The void, again? I feel as if I am floating in space, no form to hold to, no sense of “me”. The emptiness can feel uncomfortable as nothing seems to touch who I am. Opposing this are moments of complete connection with myself, with Source and the knowing that all is well, all are one and that love is all.
Then back to being a particle floating in the ethers. My body feels uncomfortable, no real pain, simply does not feel that it fits me. It feels heavy and cumbersome, slow and awkward. I want to lay it down and float free in that cosmic sky. In my heart, I know this is all part of the process of finding myself home in every moment.

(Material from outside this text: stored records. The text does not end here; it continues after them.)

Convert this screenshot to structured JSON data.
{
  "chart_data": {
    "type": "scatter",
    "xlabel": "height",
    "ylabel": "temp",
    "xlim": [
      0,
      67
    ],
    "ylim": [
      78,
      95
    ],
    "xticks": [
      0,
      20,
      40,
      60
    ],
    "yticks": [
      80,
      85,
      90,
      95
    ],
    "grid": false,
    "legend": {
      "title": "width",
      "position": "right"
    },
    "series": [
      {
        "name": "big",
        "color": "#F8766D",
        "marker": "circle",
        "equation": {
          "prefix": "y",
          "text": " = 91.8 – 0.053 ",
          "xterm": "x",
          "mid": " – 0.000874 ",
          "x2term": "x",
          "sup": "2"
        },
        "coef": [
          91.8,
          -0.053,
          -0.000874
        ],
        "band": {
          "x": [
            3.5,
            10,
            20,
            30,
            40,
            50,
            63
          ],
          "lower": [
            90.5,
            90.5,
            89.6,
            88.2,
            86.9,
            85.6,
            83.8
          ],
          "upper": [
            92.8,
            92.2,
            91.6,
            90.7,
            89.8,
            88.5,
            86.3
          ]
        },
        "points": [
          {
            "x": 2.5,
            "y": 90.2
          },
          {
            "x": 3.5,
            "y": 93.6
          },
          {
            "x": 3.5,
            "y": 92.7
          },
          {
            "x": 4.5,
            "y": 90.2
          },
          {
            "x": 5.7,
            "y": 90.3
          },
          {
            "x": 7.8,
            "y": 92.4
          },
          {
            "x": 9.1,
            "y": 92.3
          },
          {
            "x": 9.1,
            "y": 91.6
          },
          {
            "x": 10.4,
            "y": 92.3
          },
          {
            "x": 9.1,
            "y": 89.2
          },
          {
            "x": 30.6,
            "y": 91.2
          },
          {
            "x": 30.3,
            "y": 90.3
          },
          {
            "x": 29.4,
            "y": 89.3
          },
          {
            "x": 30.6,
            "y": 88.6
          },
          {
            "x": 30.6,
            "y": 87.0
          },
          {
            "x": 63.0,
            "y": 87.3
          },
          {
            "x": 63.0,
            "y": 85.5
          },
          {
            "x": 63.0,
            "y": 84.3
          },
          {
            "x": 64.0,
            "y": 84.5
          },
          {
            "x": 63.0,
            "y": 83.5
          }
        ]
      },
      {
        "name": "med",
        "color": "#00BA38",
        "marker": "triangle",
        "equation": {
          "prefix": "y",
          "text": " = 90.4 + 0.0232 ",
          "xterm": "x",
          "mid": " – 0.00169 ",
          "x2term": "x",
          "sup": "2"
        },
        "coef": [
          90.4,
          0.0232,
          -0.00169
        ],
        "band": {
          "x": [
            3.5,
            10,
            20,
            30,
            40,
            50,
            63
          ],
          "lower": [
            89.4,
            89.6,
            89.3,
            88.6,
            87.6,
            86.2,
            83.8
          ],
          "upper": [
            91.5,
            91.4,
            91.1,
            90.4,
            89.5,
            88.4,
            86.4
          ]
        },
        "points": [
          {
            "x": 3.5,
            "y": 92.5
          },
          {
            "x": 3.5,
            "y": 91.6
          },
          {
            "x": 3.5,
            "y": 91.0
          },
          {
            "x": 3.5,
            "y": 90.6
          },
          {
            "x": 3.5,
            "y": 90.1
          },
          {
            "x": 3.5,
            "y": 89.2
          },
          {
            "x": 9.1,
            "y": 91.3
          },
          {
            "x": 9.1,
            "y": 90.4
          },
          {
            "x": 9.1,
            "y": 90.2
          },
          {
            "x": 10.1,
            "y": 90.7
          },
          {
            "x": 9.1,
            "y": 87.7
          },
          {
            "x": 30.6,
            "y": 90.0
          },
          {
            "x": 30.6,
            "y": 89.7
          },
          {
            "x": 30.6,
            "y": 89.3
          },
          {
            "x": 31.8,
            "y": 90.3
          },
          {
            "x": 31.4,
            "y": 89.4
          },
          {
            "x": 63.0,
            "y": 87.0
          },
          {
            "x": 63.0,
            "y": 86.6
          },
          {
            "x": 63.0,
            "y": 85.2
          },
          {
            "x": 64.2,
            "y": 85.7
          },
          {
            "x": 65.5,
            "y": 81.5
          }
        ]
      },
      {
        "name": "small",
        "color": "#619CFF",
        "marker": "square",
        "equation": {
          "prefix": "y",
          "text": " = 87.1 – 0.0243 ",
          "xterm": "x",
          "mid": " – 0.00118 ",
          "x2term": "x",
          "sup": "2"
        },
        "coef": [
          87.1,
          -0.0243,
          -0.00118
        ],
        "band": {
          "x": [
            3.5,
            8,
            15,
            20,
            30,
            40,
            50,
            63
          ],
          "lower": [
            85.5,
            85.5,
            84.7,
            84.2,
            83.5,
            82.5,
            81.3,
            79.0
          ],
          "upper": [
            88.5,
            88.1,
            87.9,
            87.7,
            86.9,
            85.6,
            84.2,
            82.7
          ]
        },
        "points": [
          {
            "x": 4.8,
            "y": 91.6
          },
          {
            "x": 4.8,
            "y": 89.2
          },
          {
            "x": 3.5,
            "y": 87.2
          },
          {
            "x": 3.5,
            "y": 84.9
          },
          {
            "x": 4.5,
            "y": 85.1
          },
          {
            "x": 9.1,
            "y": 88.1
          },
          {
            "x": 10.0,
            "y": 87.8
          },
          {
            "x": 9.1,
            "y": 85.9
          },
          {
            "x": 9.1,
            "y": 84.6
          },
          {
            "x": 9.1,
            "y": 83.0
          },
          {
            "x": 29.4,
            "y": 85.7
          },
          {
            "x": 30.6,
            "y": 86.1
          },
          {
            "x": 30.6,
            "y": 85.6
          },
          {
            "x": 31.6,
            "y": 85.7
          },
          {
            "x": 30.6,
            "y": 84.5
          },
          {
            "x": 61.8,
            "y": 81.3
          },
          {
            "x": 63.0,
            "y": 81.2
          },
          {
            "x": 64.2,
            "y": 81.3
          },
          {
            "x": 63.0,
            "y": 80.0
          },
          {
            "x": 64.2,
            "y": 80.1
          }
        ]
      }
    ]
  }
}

I surrender to it, breathing through it as if through a veil. No desire to do anything. Tired, a fatigue that permeates my cells and thoughts. It is as if I am underwater and it takes too much effort to make that kick to the surface. No, I’ll just float down here. Even with the knowing that life is up there, I feel no motivation to move. Everything that I have experienced in this lifetime, is done. I feel complete with everyone and everything. Nothing holds a spark for me. There is only this suspended space where I float.
I am ready to live in the new earth. There have been moments of being there, sweet moments. I hold the feeling of those moments and the vision of the love pods and the harmony. I can hear the song of souls, basking in their freedom to sing their true note.
It has been such a waiting game as we waited for everyone to come to the knowing that it has been a game that we became caught in, the Matrix indeed. We have had to wait for folks to choose to unplug from that reality as the new play is about to begin. My work is done for this stage and hence the void as I await the new where I am to create. I drift, life reduced to keeping my body comfortable as well as my heart. I awoke and made a fire, I look out at the overcast sky wondering if the moisture droplets in the air will coalesce into raindrops. I am desiring a latte and a croissant…..comfort food. I think of exercise and can’t reach it, my body too heavy to move. I am planning on making a trip tomorrow to see a soul sister. That will take me to Mount Shasta, the redwoods, rivers and the ocean. Perhaps all the natural beauty will shake this malaise. It comes and goes, as moments of joy break through but it feels like having a low grade fever. You are not really sick but you do not feel the vibrancy of wellness. Everything is a bit out of focus. The old is crumbling and I feel the dissolution viscerally. There have been moments of despair as the collective voice feels the extent of the unraveling.
Fortunately, one of my sons is going with me on this trip. Left to myself, the thought of packing seems daunting at this moment. But pack, I will. And tomorrow at this time we will be driving north, into the cold beauty. I feel myself sitting by a fire with my friend on the full moon, knowing there is power in our communion. I surrender to the desires of my I AM presence and move where she points me. I know myself blessed to have a warm house, good food, and warm hearted folks about me during this stage of the game. I am grateful for it all, even this time that does not engage me. For each day, more are awakening, more are feeling their own God self stirring within. That was the mission and it is being accomplished. I am grateful to have successfully carried out my role.
So, I float until the new play gets up and running. I am ready. There is no fear nor nervousness. This new play is the one I came here to shine in. Until then, I sit in the wings, radiating the light that I AM.